Another Eagle, Malcolm Jenkins, downplayed the accusations:
“I think he wants a team that’s full of guys that are going to buy in. Uniformity is a big thing, and I think where it comes from is not that he doesn’t understand the culture, but one person isn’t bigger than the team, and it’s something that I don’t think anybody has a problem buying into. And everybody here wants to be here.
To be fair, Kelly received players in those trades and has drafted players who are black. For some, it’s that simple. However, on the outside looking in, the claims made by former Eagles’ players might sound like race-baiting B.S. But Boykin’s statement, has got the “spidey senses” tingling of many:
How many brothers are gonna suggest these things about Chip Kelly before we at least consider the possibility he has a perception issue... ?— Michael Silver (@MikeSilver) August 2, 2015
Been texting with a few veteran players tonight about Chip Kelly. A lot of raised eyebrows.— mike freeman (@mikefreemanNFL) August 2, 2015
The questions Boykin raised about culture often come from a place that many find to be polarizing. Talking about racism makes people uncomfortable. In most cases, people have a hard time understanding why certain folks look at stuff like this through one lens. For example, the most stunning information in a feature written by The New Yorker about former Ferguson, MO police officer Darren Wilson for their upcoming Aug 10th issue breathes life into those claims. Wilson made references to culture when he first joined the Ferguson Police Department, and his life after shooting Michael Brown.
“I’d never been in an area where there was that much poverty,” Wilson told the New Yorker. He admitted that he felt intimidated and unprepared when first dealing with the citizens in the areas he patrolled. “They’re so wrapped up in a different culture than— what I’m trying to say is, the right culture, the better one to pick from.”
These days he appears to avoid that “culture” as much as possible.
“We try to go somewhere—how do I say this correctly?—with like-minded individuals,” he said. “You know. Where it’s not a mixing pot.”
It appears that people like Wilson and Kelly struggle with what to make of cultural differences. Remember when the NBA instituted a dress code after they saw many of the league’s stars with tattoos, baggy clothes and cornrows.
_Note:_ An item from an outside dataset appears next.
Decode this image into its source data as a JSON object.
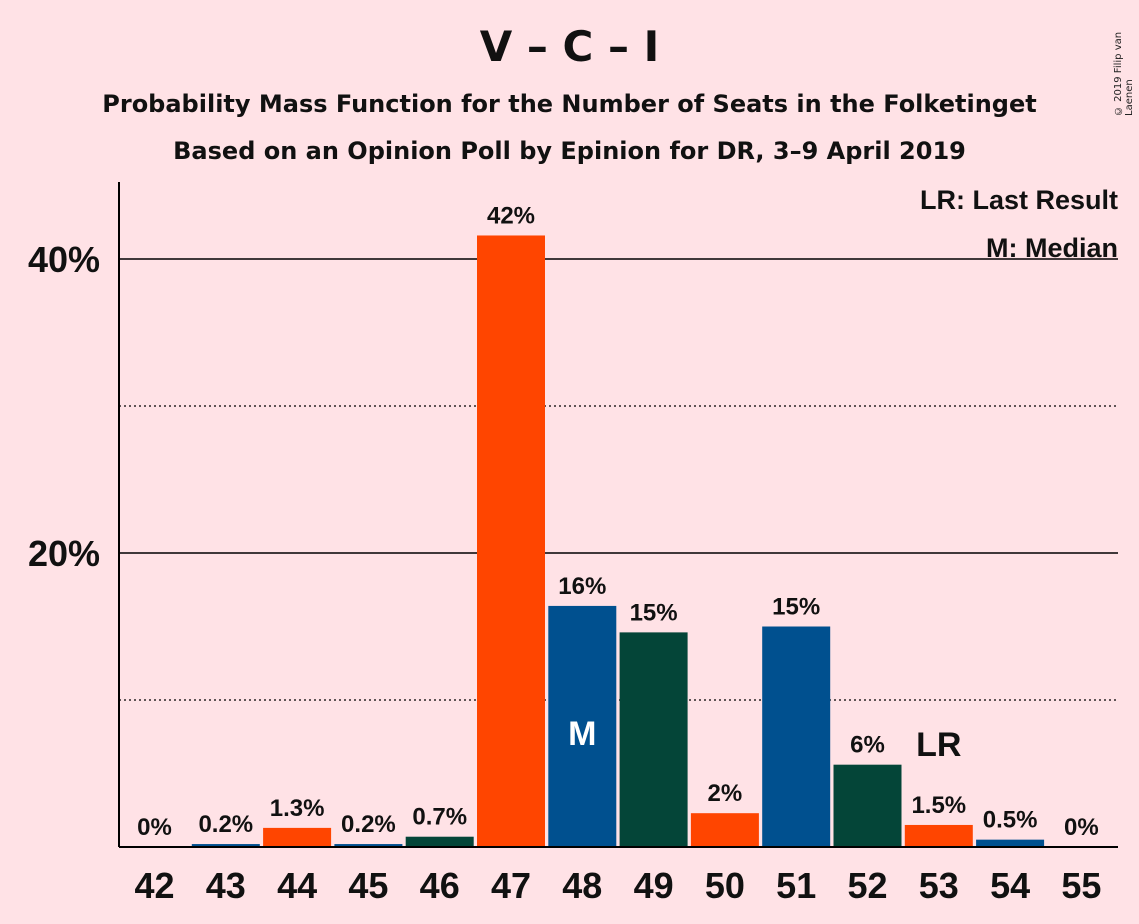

Before that, the “thug” label was put on Michigan’s Fab Five due to their baldheads, baggy shorts and black shoes. Also, don’t forget when the Hawks’ former owner had questions about the fan demographic at home games. I wonder if Danny Ferry still thinks that Luol Deng had too much “African” in him, especially after playing in the NBA game in Africa this past weekend.
I’m not saying that Kelly is a racist man. By all accounts, he’s not. However, this was the same guy who traded DeSean Jackson for having alleged gang ties while keeping Riley Cooper after footage surfaced of him using a racial slur. Also, the stance that says Kelly isn’t racist because most NFL players are black isn’t shut down it used to be. After all, former Clippers’ owner Donald Sterling dated a biracial woman, had black players on his team, employed black executives along with having black people in the housing units he ran. However, none of that stopped him from having certain thoughts about black people.
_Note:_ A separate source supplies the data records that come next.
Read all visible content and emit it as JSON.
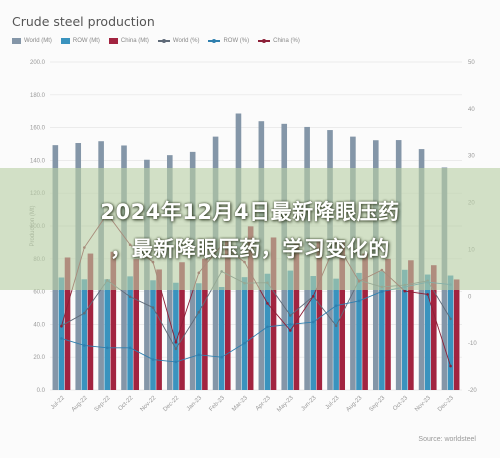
{
  "headline": {
    "line1": "2024年12月4日最新降眼压药",
    "line2": "，最新降眼压药，学习变化的"
  },
  "source": "Source: worldsteel",
  "colors": {
    "world": "#8496a8",
    "row": "#3a93be",
    "china": "#a22440",
    "banner": "#b8cea4"
  },
  "chart_data": {
    "type": "bar",
    "title": "Crude steel production",
    "categories": [
      "Jul-22",
      "Aug-22",
      "Sep-22",
      "Oct-22",
      "Nov-22",
      "Dec-22",
      "Jan-23",
      "Feb-23",
      "Mar-23",
      "Apr-23",
      "May-23",
      "Jun-23",
      "Jul-23",
      "Aug-23",
      "Sep-23",
      "Oct-23",
      "Nov-23",
      "Dec-23"
    ],
    "left_axis": {
      "ylim": [
        0,
        200
      ],
      "ticks": [
        "0.0",
        "20.0",
        "40.0",
        "60.0",
        "80.0",
        "100.0",
        "120.0",
        "140.0",
        "160.0",
        "180.0",
        "200.0"
      ],
      "label": "Production (Mt)"
    },
    "right_axis": {
      "ylim": [
        -20,
        50
      ],
      "ticks": [
        "-20",
        "-10",
        "0",
        "10",
        "20",
        "30",
        "40",
        "50"
      ]
    },
    "grid": true,
    "legend_position": "top-left",
    "series": [
      {
        "name": "World (Mt)",
        "kind": "bar",
        "values": [
          149.3,
          150.6,
          151.7,
          149.1,
          140.4,
          143.2,
          145.2,
          154.5,
          168.6,
          163.9,
          162.3,
          160.4,
          158.5,
          154.5,
          152.3,
          152.4,
          146.9,
          135.7
        ]
      },
      {
        "name": "ROW (Mt)",
        "kind": "bar",
        "values": [
          68.6,
          67.5,
          67.5,
          69.3,
          66.9,
          65.4,
          65.1,
          62.8,
          68.8,
          70.9,
          72.8,
          69.5,
          67.9,
          71.4,
          72.3,
          73.3,
          70.4,
          69.8
        ]
      },
      {
        "name": "China (Mt)",
        "kind": "bar",
        "values": [
          80.8,
          83.2,
          84.3,
          79.8,
          73.5,
          77.9,
          80.1,
          91.7,
          99.8,
          93.0,
          89.6,
          90.8,
          90.8,
          83.2,
          80.0,
          79.1,
          76.1,
          67.4
        ]
      },
      {
        "name": "World (%)",
        "kind": "line",
        "values": [
          -6.3,
          -3.6,
          3.4,
          -0.1,
          -2.4,
          -11.2,
          -3.4,
          5.3,
          2.8,
          2.9,
          -4.1,
          0.0,
          -6.3,
          3.4,
          2.0,
          2.4,
          3.3,
          -4.8
        ]
      },
      {
        "name": "ROW (%)",
        "kind": "line",
        "values": [
          -9.0,
          -10.5,
          -11.0,
          -11.0,
          -13.5,
          -14.0,
          -12.5,
          -13.0,
          -10.0,
          -6.5,
          -6.0,
          -5.5,
          -2.0,
          -1.0,
          1.0,
          2.0,
          3.0,
          2.5
        ]
      },
      {
        "name": "China (%)",
        "kind": "line",
        "values": [
          -6.4,
          10.4,
          17.6,
          11.0,
          7.3,
          -9.8,
          5.0,
          10.9,
          7.3,
          -1.5,
          -7.3,
          0.0,
          11.5,
          3.2,
          5.6,
          1.1,
          0.4,
          -14.9
        ]
      }
    ]
  }
}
At this point in time, all we can do is speculate since there’s more questions than answers. Until someone speaks up, that’s all we got.
After watching ESPN’s 30 for 30 episode “Broke," seeing HBO’s show “Ballers” every week and reading “The Players’ Tribune,” it seems that many sports fans continue to have a hard time understanding the culture many of these athletes are products of.
Remember when Biggie once said, “ Mo’ Money, Mo’ problems?”
Well it appears that Chip Kelly wants to get rid those problems, and like Biggie said “Jealousy and envy is something that just comes with the territory, man.”
Now we have to figure out what Chip Kelly's territory really is.